(CN) — Going over the team owner’s head, more than a dozen Native American leaders and organizations wrote to National Football League Commissioner Roger Goodell, demanding a name change for the Washington Redskins.
The name’s racist meaning for Native Americans has long been a point of contention, and the challengers say the NFL’s zero-tolerance policy against racial and homophobic slurs on the field should be extended.
In addition to demanding that the team eliminate all Native American names, images and logos, the letter says journalists should instead say the “r-word” rather than using the slur itself.
“We note that the above items are non-negotiable and not subject to consultation or dialogue ‘processes,’ however, we expect the NFL to engage in a robust, meaningful reconciliation process with Native American movement leaders, tribes and organizations to repair the decades of emotional violence and other serious harms this racist team name has caused Native People,” the letter concludes.
Dated Monday, the letter was delivered to Goodell the same day President Donald Trump tweeted his criticism of deliberations concerning both the Washington’s team name and the name of the Major League Baseball team the Cleveland Indians.
Trump said a need “to be politically correct” was driving the move.
Dan Snyder, who owns the Washington football team, had announced Friday that he would be reviewing the team’s name, seeking “input from our alumni, the organization, sponsors, the National Football League and the local community it is proud to represent on and off the field,” while still accounting for the “proud tradition and history of the franchise.”
That review came a day after FedEx, which paid more than $200 million in 1999 for naming rights to the stadium, requested Snyder change the moniker.
Nike appeared that same night to remove all Redskins’ gear from its website. Other sponsors, including PepsiCo and Bank of America, also issued statements urging the team to change its name.
The dispute goes back decades, with prominent Native American leaders filing a 1992 petition with the U.S. Patent and Trademark Office to cancel the Redskins name as a protected mark.

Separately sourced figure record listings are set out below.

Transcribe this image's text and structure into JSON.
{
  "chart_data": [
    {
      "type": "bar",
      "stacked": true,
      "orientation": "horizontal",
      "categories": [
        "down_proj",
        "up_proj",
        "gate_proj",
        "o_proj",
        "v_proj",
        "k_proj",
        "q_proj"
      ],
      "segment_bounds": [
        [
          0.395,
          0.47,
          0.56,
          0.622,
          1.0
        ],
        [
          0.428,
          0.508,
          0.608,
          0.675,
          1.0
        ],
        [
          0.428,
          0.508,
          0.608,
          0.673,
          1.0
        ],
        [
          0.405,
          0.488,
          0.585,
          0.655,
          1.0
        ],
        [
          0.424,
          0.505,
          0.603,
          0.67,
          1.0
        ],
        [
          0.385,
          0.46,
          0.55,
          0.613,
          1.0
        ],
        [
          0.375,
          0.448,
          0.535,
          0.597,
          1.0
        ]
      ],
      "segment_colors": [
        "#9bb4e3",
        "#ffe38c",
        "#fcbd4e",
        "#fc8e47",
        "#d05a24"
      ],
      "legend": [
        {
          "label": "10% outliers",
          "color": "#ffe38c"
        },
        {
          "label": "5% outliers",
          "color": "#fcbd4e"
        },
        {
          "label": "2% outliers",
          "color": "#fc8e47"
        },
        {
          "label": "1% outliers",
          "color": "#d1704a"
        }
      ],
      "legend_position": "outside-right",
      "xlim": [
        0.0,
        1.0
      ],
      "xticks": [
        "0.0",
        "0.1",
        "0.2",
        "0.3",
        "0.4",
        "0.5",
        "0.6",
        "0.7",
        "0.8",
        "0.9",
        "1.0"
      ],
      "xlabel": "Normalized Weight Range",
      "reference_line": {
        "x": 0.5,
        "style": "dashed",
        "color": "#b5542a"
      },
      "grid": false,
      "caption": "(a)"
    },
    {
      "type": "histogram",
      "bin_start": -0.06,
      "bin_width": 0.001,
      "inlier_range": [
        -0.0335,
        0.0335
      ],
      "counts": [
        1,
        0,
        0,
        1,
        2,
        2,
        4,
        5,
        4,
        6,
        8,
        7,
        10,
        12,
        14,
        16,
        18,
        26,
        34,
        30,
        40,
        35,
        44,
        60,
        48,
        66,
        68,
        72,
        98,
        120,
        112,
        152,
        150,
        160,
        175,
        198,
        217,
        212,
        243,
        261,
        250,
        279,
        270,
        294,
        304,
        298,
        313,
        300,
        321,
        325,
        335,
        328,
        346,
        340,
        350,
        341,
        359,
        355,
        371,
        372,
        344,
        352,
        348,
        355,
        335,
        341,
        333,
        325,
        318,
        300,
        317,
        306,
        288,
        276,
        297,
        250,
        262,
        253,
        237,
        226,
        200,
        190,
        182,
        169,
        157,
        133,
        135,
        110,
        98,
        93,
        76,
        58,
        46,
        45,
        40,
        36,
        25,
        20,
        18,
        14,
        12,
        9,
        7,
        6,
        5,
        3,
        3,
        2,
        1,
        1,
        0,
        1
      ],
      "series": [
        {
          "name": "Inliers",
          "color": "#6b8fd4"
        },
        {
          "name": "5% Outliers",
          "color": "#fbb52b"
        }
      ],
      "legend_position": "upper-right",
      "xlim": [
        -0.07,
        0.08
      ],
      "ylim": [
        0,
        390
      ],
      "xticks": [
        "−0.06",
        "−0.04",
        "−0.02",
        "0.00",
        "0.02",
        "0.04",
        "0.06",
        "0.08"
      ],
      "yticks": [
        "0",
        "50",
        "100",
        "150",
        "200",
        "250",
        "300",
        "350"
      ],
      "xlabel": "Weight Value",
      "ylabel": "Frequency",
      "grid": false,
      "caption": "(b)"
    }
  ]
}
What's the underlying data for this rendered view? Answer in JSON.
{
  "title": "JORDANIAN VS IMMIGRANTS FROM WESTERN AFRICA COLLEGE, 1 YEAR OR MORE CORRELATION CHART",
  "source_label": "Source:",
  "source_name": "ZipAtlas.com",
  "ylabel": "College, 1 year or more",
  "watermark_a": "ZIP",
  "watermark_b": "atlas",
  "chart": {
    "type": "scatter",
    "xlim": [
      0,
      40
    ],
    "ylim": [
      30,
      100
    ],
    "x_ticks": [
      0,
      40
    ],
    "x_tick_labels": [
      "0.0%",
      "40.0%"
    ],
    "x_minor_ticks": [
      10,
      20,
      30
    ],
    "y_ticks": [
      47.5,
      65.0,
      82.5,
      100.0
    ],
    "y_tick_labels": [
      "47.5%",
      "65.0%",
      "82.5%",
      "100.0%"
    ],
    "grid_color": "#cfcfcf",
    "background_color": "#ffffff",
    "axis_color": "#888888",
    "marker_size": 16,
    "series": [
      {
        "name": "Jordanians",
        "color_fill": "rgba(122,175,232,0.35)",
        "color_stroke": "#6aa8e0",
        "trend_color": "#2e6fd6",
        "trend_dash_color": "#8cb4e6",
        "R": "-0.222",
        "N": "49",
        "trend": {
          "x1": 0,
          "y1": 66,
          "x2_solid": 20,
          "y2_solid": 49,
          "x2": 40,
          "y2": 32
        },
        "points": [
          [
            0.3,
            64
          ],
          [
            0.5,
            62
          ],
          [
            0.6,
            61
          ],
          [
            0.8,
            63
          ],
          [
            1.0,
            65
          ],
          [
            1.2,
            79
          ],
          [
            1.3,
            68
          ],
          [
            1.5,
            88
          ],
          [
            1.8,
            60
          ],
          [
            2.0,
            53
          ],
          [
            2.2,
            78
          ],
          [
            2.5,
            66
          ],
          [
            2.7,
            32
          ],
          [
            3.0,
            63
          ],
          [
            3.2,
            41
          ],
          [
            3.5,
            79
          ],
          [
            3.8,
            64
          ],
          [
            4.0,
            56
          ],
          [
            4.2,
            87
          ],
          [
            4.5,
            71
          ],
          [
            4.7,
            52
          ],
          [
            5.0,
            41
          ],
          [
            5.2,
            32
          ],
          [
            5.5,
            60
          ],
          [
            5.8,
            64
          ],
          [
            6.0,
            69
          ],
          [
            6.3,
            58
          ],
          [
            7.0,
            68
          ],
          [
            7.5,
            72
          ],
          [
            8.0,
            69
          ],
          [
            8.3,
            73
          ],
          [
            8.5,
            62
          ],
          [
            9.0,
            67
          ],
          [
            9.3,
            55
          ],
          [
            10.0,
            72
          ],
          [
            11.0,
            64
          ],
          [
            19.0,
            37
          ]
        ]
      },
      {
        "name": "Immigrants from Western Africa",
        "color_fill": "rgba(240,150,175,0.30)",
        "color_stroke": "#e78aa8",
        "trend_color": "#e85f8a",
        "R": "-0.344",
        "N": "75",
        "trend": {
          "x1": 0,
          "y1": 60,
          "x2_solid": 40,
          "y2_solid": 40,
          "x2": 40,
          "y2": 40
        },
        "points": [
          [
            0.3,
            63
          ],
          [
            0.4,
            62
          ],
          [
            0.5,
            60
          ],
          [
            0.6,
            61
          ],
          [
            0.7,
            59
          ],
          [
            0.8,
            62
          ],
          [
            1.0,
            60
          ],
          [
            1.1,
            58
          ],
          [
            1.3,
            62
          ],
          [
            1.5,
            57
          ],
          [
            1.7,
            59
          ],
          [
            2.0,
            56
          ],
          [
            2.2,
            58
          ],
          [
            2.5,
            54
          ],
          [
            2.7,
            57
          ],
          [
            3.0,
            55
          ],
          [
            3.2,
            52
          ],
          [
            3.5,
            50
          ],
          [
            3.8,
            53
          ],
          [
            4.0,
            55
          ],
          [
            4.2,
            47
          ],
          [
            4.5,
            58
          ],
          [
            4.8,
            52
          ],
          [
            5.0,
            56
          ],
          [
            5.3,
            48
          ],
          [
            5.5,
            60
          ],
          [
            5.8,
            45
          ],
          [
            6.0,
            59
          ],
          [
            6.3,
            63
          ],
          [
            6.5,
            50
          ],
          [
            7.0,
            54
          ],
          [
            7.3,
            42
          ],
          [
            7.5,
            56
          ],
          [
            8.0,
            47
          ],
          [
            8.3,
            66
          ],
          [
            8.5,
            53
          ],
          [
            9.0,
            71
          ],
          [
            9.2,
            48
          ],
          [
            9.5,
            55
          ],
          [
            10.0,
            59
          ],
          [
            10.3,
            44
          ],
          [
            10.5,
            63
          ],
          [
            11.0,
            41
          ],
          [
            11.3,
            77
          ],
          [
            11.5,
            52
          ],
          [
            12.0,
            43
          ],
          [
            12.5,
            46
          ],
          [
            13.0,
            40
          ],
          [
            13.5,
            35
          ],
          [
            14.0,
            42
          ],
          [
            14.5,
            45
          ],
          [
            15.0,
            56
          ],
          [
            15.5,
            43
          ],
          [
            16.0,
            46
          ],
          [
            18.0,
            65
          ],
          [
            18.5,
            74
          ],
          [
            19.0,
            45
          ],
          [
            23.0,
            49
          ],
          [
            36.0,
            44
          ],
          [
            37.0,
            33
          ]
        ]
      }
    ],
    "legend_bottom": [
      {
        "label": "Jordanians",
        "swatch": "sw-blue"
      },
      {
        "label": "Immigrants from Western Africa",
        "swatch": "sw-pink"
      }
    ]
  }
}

Amanda Blackhorse, a member of the Navajo people and one of 15 authors of Monday’s letter to Goodell, also filed a similar petition in 2006 against Pro Football Inc.
Goodell also received a letter Tuesday from members of American Indians in Children’s Literature, which studies how Native Americans are represented in juvenile publishing. Debbie Reese, who belongs to the Nambé Pueblo tribe, is one of the group’s founders.
“A primary emphasis of our work as educators is helping others recognize stereotypes of Native people in children’s books,” they wrote. “We believe that the Washington NFL team mascot enables similar mascots in professional and collegiate sports and in K-12 schools.”
The group underscores how misrepresentations of Native people in the media harm all children — Native American or not.
“Research shows that the self-esteem and self-efficacy of Native children is depressed by stereotypical imagery,” Reese told Courthouse News in an email. “Non-Native children grow up to be decision makers. Some go on to hold political offices. Some become editors in publishing houses. If their ‘knowledge’ of Native peoples is shaped by stereotypical imagery, they may act on that knowledge in ways that are detrimental to Native people.”
Reese noted that the lack of diversity in children’s’ literature has been laid out in two graphics from David Huyck and Sarah Dahlen, an associate professor at St. Catherine University’s Master of Library and Information Science Program.
The 2018 graphic shows that white characters were represented in half of all children’s books in 2018. Out of 3,134 children’s books that year, only 23, or 1% depicted Native Americans. Just only 10% had African or African-American characters, and 5% were Latinos.
Huyck and Dahlen made a similar graphic in 2015, when white characters were represented over 73% of children’s books. While that share shrank by 2018, the number of animals, trucks and other nonhuman characters jumped to 27% from 12.5% in 2015.
Reese said the graphic was inspired by Rudine Bishop, professor emerita of education at Ohio State University, whose 2015 piece “Mirrors, Windows and Sliding Glass Doors” studies how children look to literature for self-affirmation or escape.
“Children’s literature continues to misrepresent underrepresented communities, and we wanted this infographic to show not just the low quantity of existing literature, but also the inaccuracy and uneven quality of some of those books,” Dahlen wrote last year in reference to the 2018 graphic.